Inilah beberapa masalah yang perlu dipikirkan dan akan memakan waktu.
Jadi sebaiknya pasukan ini harus ditarik mundur jauh-jauh dari sasaran
panah, supaya jangan ada lagi orang-orang Islam yang akan mengalami bencana
dan tewas karenanya. Sesudah itu boleh Muhammad memikirkan apa yang harus
dilakukannya.
Dengan perintah Nabi 'a.s. markas itu sekarang dipindahkan jauh dari sasaran
panah, dipindahkan ke sebuah tempat yang kemudian setelah Ta'if menyerah
dan menerima Islam dibangunnya mesjid Ta'if di tempat itu. Hal ini sudah
menjadi suatu keharusan. Anak panah Thaqif sudah menewaskan delapanbelas
orang Islam, dan tidak sedikit pula yang telah mendapat luka-luka, diantaranya
salah seorang anak Abu Bakr. Disamping tempat itu, yang sudah jauh dari
sasaran panah, dipasang pula dua buah kemah dari kulit berwarna merah
untuk tempat-tinggal kedua isteri Nabi - Umm Salama dan Zainab - yang
sejak ia meninggalkan Medinah, ikut bersama-sama dalam perjalanan menghadapi
peristiwa-peristiwa itu. Diantara kedua kemah inilah Muhammad melakukan
salat. Dan agaknya Mesjid Ta'if itu pun di tempat ini pula dibangun.
Diserang
dengan manjaniq
Kaum
Muslimin tinggal di tempat itu sambil menantikan apa yang akan ditentukan
Tuhan terhadap mereka dan terhadap lawan mereka itu nanti. Ada salah seorang
orang Arab gunung berkata kepada Nabi: Orang-orang Thaqif yang dalam benteng
itu sama seperti rubah yang di dalam liangnya. Untuk dapat mengeluarkan
mereka meminta waktu lama. Kalau dibiarkan saja, juga ia takkan mengganggu.
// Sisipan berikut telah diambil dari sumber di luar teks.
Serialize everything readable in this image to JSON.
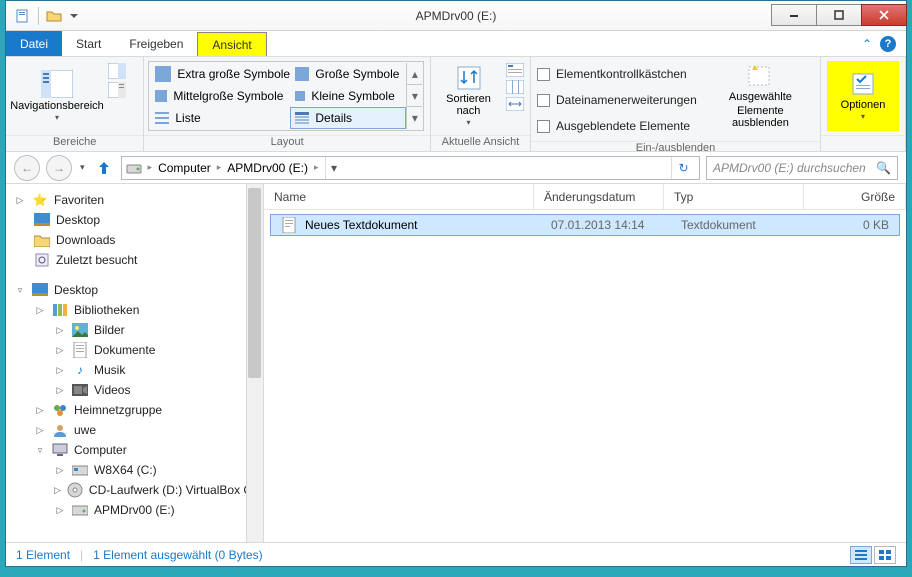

Tetapi Muhammad sudah tidak mau kembali lagi sebelum mendapatkan sesuatu
dari pihak Thaqif. Banu Daus [salah satu kabilah yang tinggal di bawah
Mekah] yang sudah berpengalaman dalam menggunakan manjaniq3 dan "tank,"4
salah seorang pemimpinnya adalah Tufail, yang sudah bersahabat dengan
Muhammad sejak perang Khaibar, dan yang sekarang ikut pula mengepung Ta'if.
Orang ini oleh Nabi diutus memintakan bantuan kepada kabilahnya itu.
Kemudian
orang ini datang kembali sudah membawa beberapa orang dari golongan itu
lengkap dengan alat-alat. Mereka sampai di Ta'if empat hari kemudian setelah
kota itu dikepung oleh Muslimin. Disinilah pihak Muslimin menyerang Ta'if
dengan manjaniq, dan beberapa orang menyerbu dengan masuk ke dalam "tank"
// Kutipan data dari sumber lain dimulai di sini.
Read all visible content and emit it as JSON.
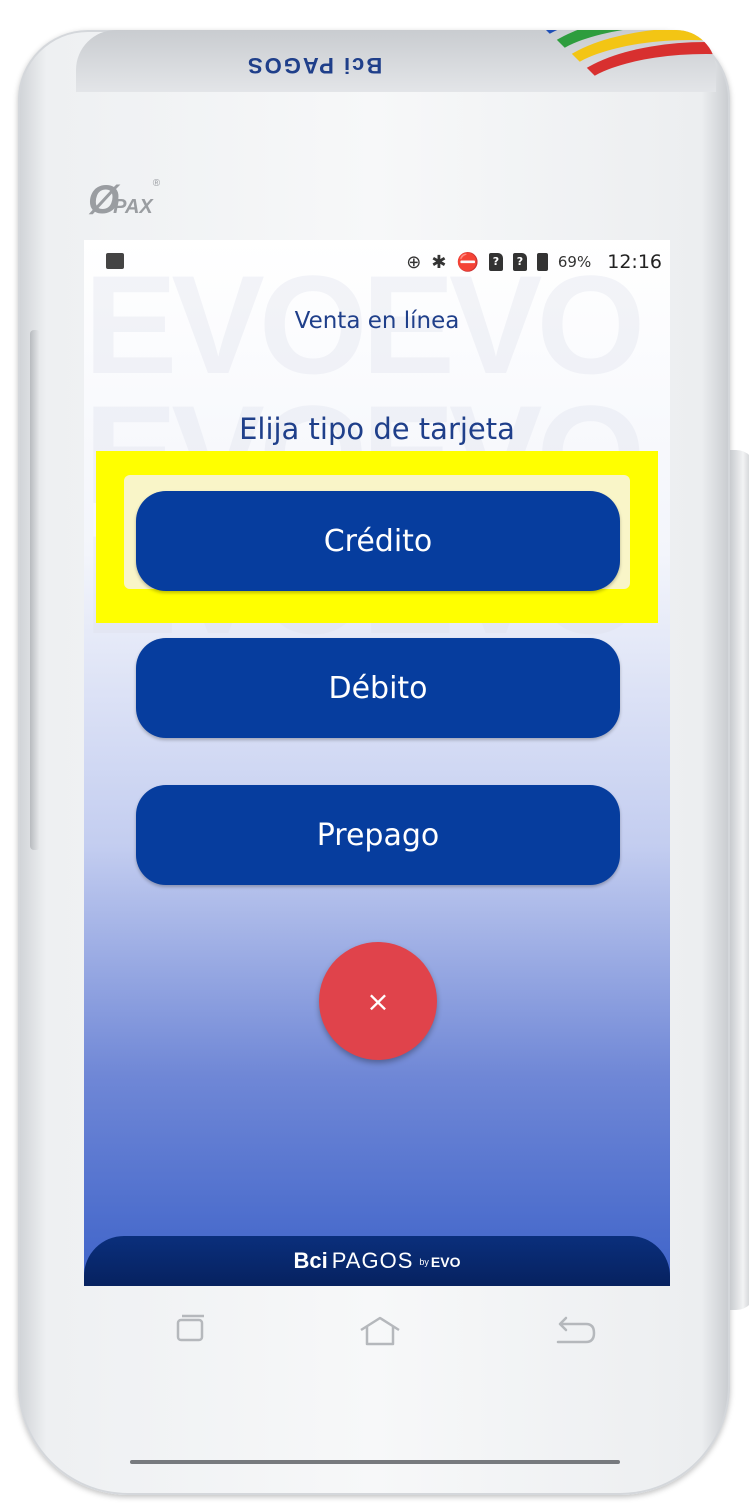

untuk menerobos dinding-dinding benteng itu. Tetapi pihak Ta'if tidak
kurang pula pandainya sehingga mereka dapat memaksa lawannya harus melarikan
diri juga. Beberapa batang besi mereka panaskan; bilamana sudah mencair,
besi itu dilemparkannya ke arah "tank" dan alat itu pun terbakar. Karena
takut terbakar juga tentara Muslirnin pun menyusup lari dari bawah alat-alat
itu. Oleh pihak Thaqif mereka terus diserang dengan panah sehingga banyak
pula yang terbunuh.
Jadi
perjuangan ini juga tidak berhasil. Pihak Muslimin tidak dapat mengalahkan
benteng-benteng yang kukuh itu.
Kebun
anggur ditebang dan dibakar
Sesudah
itu, kiranya apa pula yang harus mereka lakukan? Lama sekali Muhammad
memikirkan hal ini. Tetapi bukankah ia sudah dapat mengalahkan dan mengosongkan
Banu Nadzir dari perkampungannya dengan jalan membakar kebun kurma mereka?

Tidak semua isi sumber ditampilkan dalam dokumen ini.